Making a mess of things: what Celia does to my apartment.Last night I found myself feeling fairly guilty at the way I behaved in my Victorian Gothic class.  The presenter invoked some theory in which I’m particularly interested right now: psychoanalysis.  While the secondary readings for the discussion were psychoanalytic texts (an article comparing the economic structures of Victorian banking and mental illness ala Freud, and Julia Kristeva’s “Approaching Abjection” from Powers of Horror), the discussion which I and about five other people ended up having drew from psychoanalytic texts well beyond these readings.  The problem with this discussion was that it left out the other five or six people in the room who had not read those texts, and did not have a vocabulary to discuss the problems through which we were attempting to work (problems we could have discussed with a more strict adherence to the assigned readings).

Engaging in productive discussion involves opening that discussion to everyone involved.  I’m irked with myself because I noticed that the group of us were closing the discussion to other members of the group (and some of them looked uncomfortable being excluded in a such a way) — and yet I persisted in spite of that knowledge.  This does not make for good academic practice, and it violates the few rules I set for myself when entering a class environment:

1. Know what the group has read (in line with knowing your audience in a paper or presentation): clearly link all new material back to these shared readings, or the agreed-upon course vocabulary.

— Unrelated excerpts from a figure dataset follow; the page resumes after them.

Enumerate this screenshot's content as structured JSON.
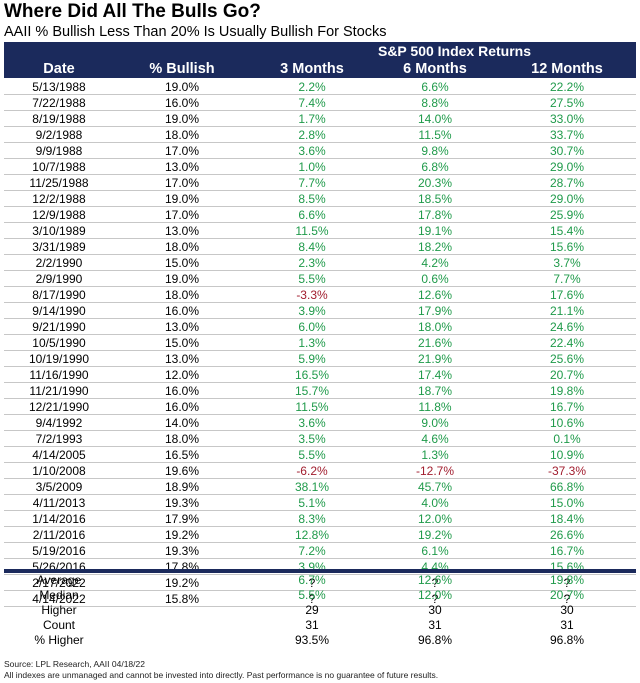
{
  "title": "Where Did All The Bulls Go?",
  "subtitle": "AAII % Bullish Less Than 20% Is Usually Bullish For Stocks",
  "header": {
    "group": "S&P 500 Index Returns",
    "columns": [
      "Date",
      "% Bullish",
      "3 Months",
      "6 Months",
      "12 Months"
    ]
  },
  "colors": {
    "header_bg": "#1b2a5c",
    "positive": "#1f9a4a",
    "negative": "#a11d2e"
  },
  "rows": [
    {
      "date": "5/13/1988",
      "bullish": "19.0%",
      "m3": "2.2%",
      "m6": "6.6%",
      "m12": "22.2%"
    },
    {
      "date": "7/22/1988",
      "bullish": "16.0%",
      "m3": "7.4%",
      "m6": "8.8%",
      "m12": "27.5%"
    },
    {
      "date": "8/19/1988",
      "bullish": "19.0%",
      "m3": "1.7%",
      "m6": "14.0%",
      "m12": "33.0%"
    },
    {
      "date": "9/2/1988",
      "bullish": "18.0%",
      "m3": "2.8%",
      "m6": "11.5%",
      "m12": "33.7%"
    },
    {
      "date": "9/9/1988",
      "bullish": "17.0%",
      "m3": "3.6%",
      "m6": "9.8%",
      "m12": "30.7%"
    },
    {
      "date": "10/7/1988",
      "bullish": "13.0%",
      "m3": "1.0%",
      "m6": "6.8%",
      "m12": "29.0%"
    },
    {
      "date": "11/25/1988",
      "bullish": "17.0%",
      "m3": "7.7%",
      "m6": "20.3%",
      "m12": "28.7%"
    },
    {
      "date": "12/2/1988",
      "bullish": "19.0%",
      "m3": "8.5%",
      "m6": "18.5%",
      "m12": "29.0%"
    },
    {
      "date": "12/9/1988",
      "bullish": "17.0%",
      "m3": "6.6%",
      "m6": "17.8%",
      "m12": "25.9%"
    },
    {
      "date": "3/10/1989",
      "bullish": "13.0%",
      "m3": "11.5%",
      "m6": "19.1%",
      "m12": "15.4%"
    },
    {
      "date": "3/31/1989",
      "bullish": "18.0%",
      "m3": "8.4%",
      "m6": "18.2%",
      "m12": "15.6%"
    },
    {
      "date": "2/2/1990",
      "bullish": "15.0%",
      "m3": "2.3%",
      "m6": "4.2%",
      "m12": "3.7%"
    },
    {
      "date": "2/9/1990",
      "bullish": "19.0%",
      "m3": "5.5%",
      "m6": "0.6%",
      "m12": "7.7%"
    },
    {
      "date": "8/17/1990",
      "bullish": "18.0%",
      "m3": "-3.3%",
      "m6": "12.6%",
      "m12": "17.6%"
    },
    {
      "date": "9/14/1990",
      "bullish": "16.0%",
      "m3": "3.9%",
      "m6": "17.9%",
      "m12": "21.1%"
    },
    {
      "date": "9/21/1990",
      "bullish": "13.0%",
      "m3": "6.0%",
      "m6": "18.0%",
      "m12": "24.6%"
    },
    {
      "date": "10/5/1990",
      "bullish": "15.0%",
      "m3": "1.3%",
      "m6": "21.6%",
      "m12": "22.4%"
    },
    {
      "date": "10/19/1990",
      "bullish": "13.0%",
      "m3": "5.9%",
      "m6": "21.9%",
      "m12": "25.6%"
    },
    {
      "date": "11/16/1990",
      "bullish": "12.0%",
      "m3": "16.5%",
      "m6": "17.4%",
      "m12": "20.7%"
    },
    {
      "date": "11/21/1990",
      "bullish": "16.0%",
      "m3": "15.7%",
      "m6": "18.7%",
      "m12": "19.8%"
    },
    {
      "date": "12/21/1990",
      "bullish": "16.0%",
      "m3": "11.5%",
      "m6": "11.8%",
      "m12": "16.7%"
    },
    {
      "date": "9/4/1992",
      "bullish": "14.0%",
      "m3": "3.6%",
      "m6": "9.0%",
      "m12": "10.6%"
    },
    {
      "date": "7/2/1993",
      "bullish": "18.0%",
      "m3": "3.5%",
      "m6": "4.6%",
      "m12": "0.1%"
    },
    {
      "date": "4/14/2005",
      "bullish": "16.5%",
      "m3": "5.5%",
      "m6": "1.3%",
      "m12": "10.9%"
    },
    {
      "date": "1/10/2008",
      "bullish": "19.6%",
      "m3": "-6.2%",
      "m6": "-12.7%",
      "m12": "-37.3%"
    },
    {
      "date": "3/5/2009",
      "bullish": "18.9%",
      "m3": "38.1%",
      "m6": "45.7%",
      "m12": "66.8%"
    },
    {
      "date": "4/11/2013",
      "bullish": "19.3%",
      "m3": "5.1%",
      "m6": "4.0%",
      "m12": "15.0%"
    },
    {
      "date": "1/14/2016",
      "bullish": "17.9%",
      "m3": "8.3%",
      "m6": "12.0%",
      "m12": "18.4%"
    },
    {
      "date": "2/11/2016",
      "bullish": "19.2%",
      "m3": "12.8%",
      "m6": "19.2%",
      "m12": "26.6%"
    },
    {
      "date": "5/19/2016",
      "bullish": "19.3%",
      "m3": "7.2%",
      "m6": "6.1%",
      "m12": "16.7%"
    },
    {
      "date": "5/26/2016",
      "bullish": "17.8%",
      "m3": "3.9%",
      "m6": "4.4%",
      "m12": "15.6%"
    },
    {
      "date": "2/17/2022",
      "bullish": "19.2%",
      "m3": "?",
      "m6": "?",
      "m12": "?"
    },
    {
      "date": "4/14/2022",
      "bullish": "15.8%",
      "m3": "?",
      "m6": "?",
      "m12": "?"
    }
  ],
  "summary": [
    {
      "label": "Average",
      "m3": "6.7%",
      "m6": "12.6%",
      "m12": "19.8%",
      "green": true
    },
    {
      "label": "Median",
      "m3": "5.5%",
      "m6": "12.0%",
      "m12": "20.7%",
      "green": true
    },
    {
      "label": "Higher",
      "m3": "29",
      "m6": "30",
      "m12": "30",
      "green": false
    },
    {
      "label": "Count",
      "m3": "31",
      "m6": "31",
      "m12": "31",
      "green": false
    },
    {
      "label": "% Higher",
      "m3": "93.5%",
      "m6": "96.8%",
      "m12": "96.8%",
      "green": false
    }
  ],
  "footer": {
    "source": "Source: LPL Research, AAII 04/18/22",
    "disclaimer": "All indexes are unmanaged and cannot be invested into directly. Past performance is no guarantee of future results."
  }
}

2. When using theory or referring to texts outside the course syllabus, clearly and  concisely define all new terms and concepts before using them in textual analysis.

3. Exercise rigour with theoretical terms: do not conflate or use interchangeably different terms from different theorists. Know the theory you introduce, and be prepared to explain it.

4. Only refer to texts outside the course material if it is relevant and necessary, and will add to course discussion.

5. Never use the seminar to work through problems in personal research (unless that research is relevant and useful to the particular discussion at hand).